Dabei ist manche Kritik sicher angebracht, besonders das beharrliche Schweigen über die Zusammensetzung des eingesetzten Kampfgases, das vielen Geiseln statt der Befreiung den Tod brachte (und bringen wird?), verbietet es, von einem Erfolg zu sprechen.

Gerade der Einsatz von Gas ist dabei ein hochbrisantes Thema - internationales Recht verbietet dessen Einsatz mit der Ausnahme von Tränengas bei Demonstrationen, und auch die Forschung und Herstellung unterliegen strengen Restriktionen.

Es könnte also sein, daß die russischen Sicherheitskräfte sich eines illegalen Gases bedienten, dessen Vorhandensein sie damit zugleich offenbarten wie auch die Existenz einer entsprechenden Forschung, was belegen würde, daß auch Rußland sich nicht an einschlägige Abkommen zur Rüstungskontrolle hält - daher muß die russische Regierung geheimnisvoll schweigen, was - positiver Nebeneffekt? - die Spekulationen über jenes Gas anheizt, den Tschetschenienkonflikt, diesen schmutzigen Krieg, zugleich aber auch wieder aus der öffentlichen Wahrnehmung verdrängt.

Das läßt sich z.B. sehr schön an der Berichterstattung bei N24 zeigen: Am Samstag wurde beinahe stündlich dieser Krieg Rußlands gegen eine nach Unabhängigkeit strebende Republik bildreich thematisiert, am Sonntag dagegen wurde er nur noch erwähnt, und heute ist er schon wieder ganz aus den Schlagzeilen verschwunden - Deutschland hat schließlich zwei Helden zu feiern, die die versuchte Vergasung durch den Russen überlebt haben, welche - da bei mindestens hundert Geiseln offenbar gelungen - einen N24-Trottel schon veranlaßte, von einer "Fehlleistung" der russischen Sicherheitskräfte zu sprechen.

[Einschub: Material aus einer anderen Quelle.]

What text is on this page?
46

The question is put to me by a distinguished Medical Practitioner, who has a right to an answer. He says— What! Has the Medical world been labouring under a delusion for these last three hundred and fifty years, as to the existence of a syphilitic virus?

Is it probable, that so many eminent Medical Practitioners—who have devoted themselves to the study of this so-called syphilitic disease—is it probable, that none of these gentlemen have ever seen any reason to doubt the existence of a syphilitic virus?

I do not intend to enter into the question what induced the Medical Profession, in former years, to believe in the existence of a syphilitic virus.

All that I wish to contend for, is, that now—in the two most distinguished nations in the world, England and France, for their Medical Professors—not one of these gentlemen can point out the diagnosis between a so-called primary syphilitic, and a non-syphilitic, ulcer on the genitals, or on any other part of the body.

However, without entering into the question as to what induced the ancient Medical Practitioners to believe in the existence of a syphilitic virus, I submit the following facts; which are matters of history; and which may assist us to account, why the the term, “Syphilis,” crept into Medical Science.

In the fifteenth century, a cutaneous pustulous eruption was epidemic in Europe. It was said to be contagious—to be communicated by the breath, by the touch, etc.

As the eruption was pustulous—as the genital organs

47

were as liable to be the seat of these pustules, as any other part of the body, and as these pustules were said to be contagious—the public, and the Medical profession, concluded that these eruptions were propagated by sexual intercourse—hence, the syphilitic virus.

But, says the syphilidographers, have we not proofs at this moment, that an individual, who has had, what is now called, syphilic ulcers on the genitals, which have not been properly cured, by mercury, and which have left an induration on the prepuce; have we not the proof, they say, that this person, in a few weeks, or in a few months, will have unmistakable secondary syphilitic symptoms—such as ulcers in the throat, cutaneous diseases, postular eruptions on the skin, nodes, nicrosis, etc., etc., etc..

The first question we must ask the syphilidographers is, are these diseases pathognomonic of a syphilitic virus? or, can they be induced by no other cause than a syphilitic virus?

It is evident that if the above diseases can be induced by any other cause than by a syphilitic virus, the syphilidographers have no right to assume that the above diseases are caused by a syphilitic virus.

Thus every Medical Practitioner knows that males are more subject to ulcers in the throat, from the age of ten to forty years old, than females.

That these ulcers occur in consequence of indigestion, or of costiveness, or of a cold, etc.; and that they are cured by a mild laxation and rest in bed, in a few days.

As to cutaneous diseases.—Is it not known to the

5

Es mag zynisch klingen, doch die ewigdeutschen Besserwisser, die sich Terrorismus-Experten nennen, schmieden aktuell schon wieder ganz prächtige Verschwörungstheorien zusammen, die sich gegen den Erbfeind im Osten richten, an dem man bisher militärisch noch immer scheiterte. Die Verbrechen in Tschetschenien, die jahrelang geduldet wurden, werden weiter bzw. wieder ignoriert, mit medialen Spekulationen über die Umstände der Erstürmung des Theaters aber langsam begonnen, Täter- und Opfer-Rolle zu vertauschen.

Der Russe hat etwas zu verbergen - natürlich -, der Krieg in oder gegen Tschetschenien ist ein Verbrechen - stimmt -, aber die Geiselnehmer waren, selbst wenn sie eine politische Forderung stellten, eben keine Befreiungskämpfer und die russischen Sicherheitskräfte in diesem Fall keine Verbrecher, wie das nun gelegentlich schon indirekt unterstellt wird.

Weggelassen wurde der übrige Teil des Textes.